I put him on chemotherapy, cycled it every three weeks, and lo and behold: his cancer went into remission.  Sixty-five pounds of muscle-bound pit bull, restored.  He was a surprisingly good patient, to boot. Not so much as a twitch of aggression.  No muzzles required.

We formed a bit of a bond, I felt.  Perhaps he appreciated me saving his life.

After finishing his last chemo cycle, he came in for one last physical.  Examination complete, my assistant Tracy took him for a walk in the exercise yard behind our clinic, an enclosure with a 10-foot-high fence and single doorway access. Proud of what I had accomplished, I strolled into the enclosure to survey my handiwork, straying about 10 yards from that doorway.

At the far side of the yard Popeye turned to look at me.  He looked at the door, then back at me.  Locking his eyes on mine, he took a couple stiff-legged steps.  Then he charged, cutting me off before I could get back to the door. He knocked me down and went for my throat.  At the last second, I got my left hand up to blunt his attack.  He sunk his teeth into it, ripping, tearing, snarling.

Screaming, Tracy ran across the yard, hauled on his collar and pounded him desperately on the head.  After what seemed like an eternity (probably only twenty or thirty seconds) he released my hand, and Tracy hauled him away, blood-flecked foam dribbling from his jaws, leaving me on the ground cradling my mangled hand in shock.

A plastic surgeon managed to sew my mitt back together later that afternoon.  Had it been my neck, had it not been for Tracy's courage, the outcome would have been fatally different. It was, suffice it to say, a very close call.  I guess I’m “supposed to be here”.

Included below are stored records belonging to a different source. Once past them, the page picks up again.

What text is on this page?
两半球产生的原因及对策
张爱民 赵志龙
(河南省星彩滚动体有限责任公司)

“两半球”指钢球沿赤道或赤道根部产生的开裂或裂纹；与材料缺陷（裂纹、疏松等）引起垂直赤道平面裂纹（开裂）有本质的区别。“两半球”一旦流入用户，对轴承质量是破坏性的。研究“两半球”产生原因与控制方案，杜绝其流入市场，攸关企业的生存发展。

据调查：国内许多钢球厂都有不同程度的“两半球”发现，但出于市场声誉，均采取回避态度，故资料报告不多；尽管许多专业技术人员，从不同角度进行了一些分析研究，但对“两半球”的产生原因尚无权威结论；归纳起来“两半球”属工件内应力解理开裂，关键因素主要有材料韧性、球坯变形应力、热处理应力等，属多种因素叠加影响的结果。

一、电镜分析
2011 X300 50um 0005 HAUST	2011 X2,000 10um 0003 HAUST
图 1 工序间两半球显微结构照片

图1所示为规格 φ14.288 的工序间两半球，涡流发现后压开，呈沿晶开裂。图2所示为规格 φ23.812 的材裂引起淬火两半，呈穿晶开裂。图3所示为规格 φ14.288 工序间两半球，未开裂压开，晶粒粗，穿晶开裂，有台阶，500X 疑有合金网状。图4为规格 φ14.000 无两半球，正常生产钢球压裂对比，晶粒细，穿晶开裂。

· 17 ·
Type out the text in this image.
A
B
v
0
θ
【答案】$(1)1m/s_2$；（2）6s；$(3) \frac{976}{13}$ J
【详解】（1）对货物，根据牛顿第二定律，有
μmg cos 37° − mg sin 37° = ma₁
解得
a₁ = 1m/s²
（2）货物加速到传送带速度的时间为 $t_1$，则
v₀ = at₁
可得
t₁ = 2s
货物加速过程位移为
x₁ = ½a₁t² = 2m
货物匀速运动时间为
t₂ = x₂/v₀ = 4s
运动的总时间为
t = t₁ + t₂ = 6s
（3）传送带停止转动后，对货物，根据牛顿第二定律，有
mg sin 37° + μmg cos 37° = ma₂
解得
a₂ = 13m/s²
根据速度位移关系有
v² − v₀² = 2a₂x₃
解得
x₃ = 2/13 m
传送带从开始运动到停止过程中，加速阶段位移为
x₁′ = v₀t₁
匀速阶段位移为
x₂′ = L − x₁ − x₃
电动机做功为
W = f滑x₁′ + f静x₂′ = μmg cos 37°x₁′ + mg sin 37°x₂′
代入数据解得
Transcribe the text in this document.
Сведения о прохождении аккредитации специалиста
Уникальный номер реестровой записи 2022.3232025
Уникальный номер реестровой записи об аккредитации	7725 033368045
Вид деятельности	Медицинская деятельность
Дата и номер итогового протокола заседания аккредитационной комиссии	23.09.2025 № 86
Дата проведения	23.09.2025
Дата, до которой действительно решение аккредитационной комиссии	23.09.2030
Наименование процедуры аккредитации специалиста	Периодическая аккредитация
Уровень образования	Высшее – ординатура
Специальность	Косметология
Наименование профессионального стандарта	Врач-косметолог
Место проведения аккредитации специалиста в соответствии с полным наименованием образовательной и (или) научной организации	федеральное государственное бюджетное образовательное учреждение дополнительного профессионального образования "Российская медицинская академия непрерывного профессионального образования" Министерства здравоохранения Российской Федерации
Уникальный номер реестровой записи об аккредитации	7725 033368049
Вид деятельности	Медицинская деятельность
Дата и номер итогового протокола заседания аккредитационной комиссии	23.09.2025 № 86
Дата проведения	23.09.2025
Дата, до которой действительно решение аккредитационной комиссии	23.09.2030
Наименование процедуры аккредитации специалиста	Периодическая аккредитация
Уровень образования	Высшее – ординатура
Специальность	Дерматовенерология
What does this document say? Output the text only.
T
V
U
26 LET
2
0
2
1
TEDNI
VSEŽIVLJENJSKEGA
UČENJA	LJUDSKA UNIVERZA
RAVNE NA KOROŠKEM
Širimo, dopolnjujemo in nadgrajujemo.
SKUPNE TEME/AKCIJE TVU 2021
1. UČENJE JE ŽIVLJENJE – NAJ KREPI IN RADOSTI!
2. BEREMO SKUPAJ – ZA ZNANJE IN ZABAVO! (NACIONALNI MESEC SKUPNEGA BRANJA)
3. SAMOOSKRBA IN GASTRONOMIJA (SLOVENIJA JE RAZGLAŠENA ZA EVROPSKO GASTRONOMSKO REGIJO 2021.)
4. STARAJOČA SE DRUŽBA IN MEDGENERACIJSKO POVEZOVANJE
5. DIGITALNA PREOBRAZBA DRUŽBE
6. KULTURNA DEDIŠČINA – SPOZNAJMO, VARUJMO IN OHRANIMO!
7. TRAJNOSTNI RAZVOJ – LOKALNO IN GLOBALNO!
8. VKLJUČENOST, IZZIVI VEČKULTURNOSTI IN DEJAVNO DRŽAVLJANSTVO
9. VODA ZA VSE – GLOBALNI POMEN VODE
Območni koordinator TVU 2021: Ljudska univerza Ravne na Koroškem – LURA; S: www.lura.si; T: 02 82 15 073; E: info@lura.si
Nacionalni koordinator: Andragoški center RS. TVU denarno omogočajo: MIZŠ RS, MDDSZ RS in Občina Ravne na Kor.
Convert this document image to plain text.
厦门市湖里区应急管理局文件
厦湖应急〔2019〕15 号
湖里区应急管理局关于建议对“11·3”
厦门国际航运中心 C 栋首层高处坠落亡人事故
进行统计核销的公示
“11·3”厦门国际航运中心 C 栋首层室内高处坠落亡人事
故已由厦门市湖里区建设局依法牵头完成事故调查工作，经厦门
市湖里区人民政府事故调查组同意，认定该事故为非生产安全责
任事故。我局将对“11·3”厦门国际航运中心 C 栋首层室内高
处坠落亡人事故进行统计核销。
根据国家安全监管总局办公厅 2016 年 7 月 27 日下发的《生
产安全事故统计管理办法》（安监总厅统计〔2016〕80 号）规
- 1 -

Linda Besner, author of Feel Happier in Nine Seconds, opened a fascinating essay in The Globe and Mail last summer with this vignette:

Near midnight on July 7, 2017, one of the worst disasters in aviation history – in which Air Canada Flight 759, carrying 135 passengers and five crew, missed its runway on the descent into San Francisco International Airport and crashed into four passenger planes awaiting takeoff, killing or injuring more than 1,000 people – came within four metres of happening.

Tragedy almost struck.  But it didn’t.

Near tragedies happen a lot.  According to an estimate in Besner’s essay, for every disaster that happens there are a hundred or more near-misses.

Yet for all the near-misses, disasters do happen – everywhere, every day, and to all kinds of people.  I have a front row seat to this kind of thing: I’ve been a pediatric emergency physician for the last fifteen years.  Time and again I’ve witnessed kids and their families getting sucker-punched by critical illness and injury.

It can be difficult to bounce back, to regain one’s equilibrium, in the months and years following sudden calamity. It’s easy to get lost in the weeds of regret; to fruitlessly wander the barren landscape of “if only”.

But the path to recovery and healing doesn’t cut through the past.  Life can’t be lived in reverse.  Moving forward is the only option, and it’s darn hard to navigate while riveted to the rear-view mirror, ruminating over the crappy hand we were dealt.

The aforementioned Andy Dufresne, unjustly confined within the walls of Shawshank Penitentiary, offered this nugget of timeless wisdom - applicable to any circumstance, really:

“I guess it comes down to a simple choice, really:  get busy livin’ or get busy dying”.

That’s not quite as poetic, perhaps, as Rudyard Kipling’s famous admonition to “meet with Triumph and Disaster and treat those two imposters just the same.”

But the advice rings equally true. I have the deepest respect for yesterday, but I live today. And I believe in tomorrow: since the day of Popeye’s betrayal, I’ve enjoyed over 9,300 of them.


J. Edward Les, MD, DVM ... Physician, husband, father, cancer survivor, veterinarian ... the foundations of a sturdy soapbox.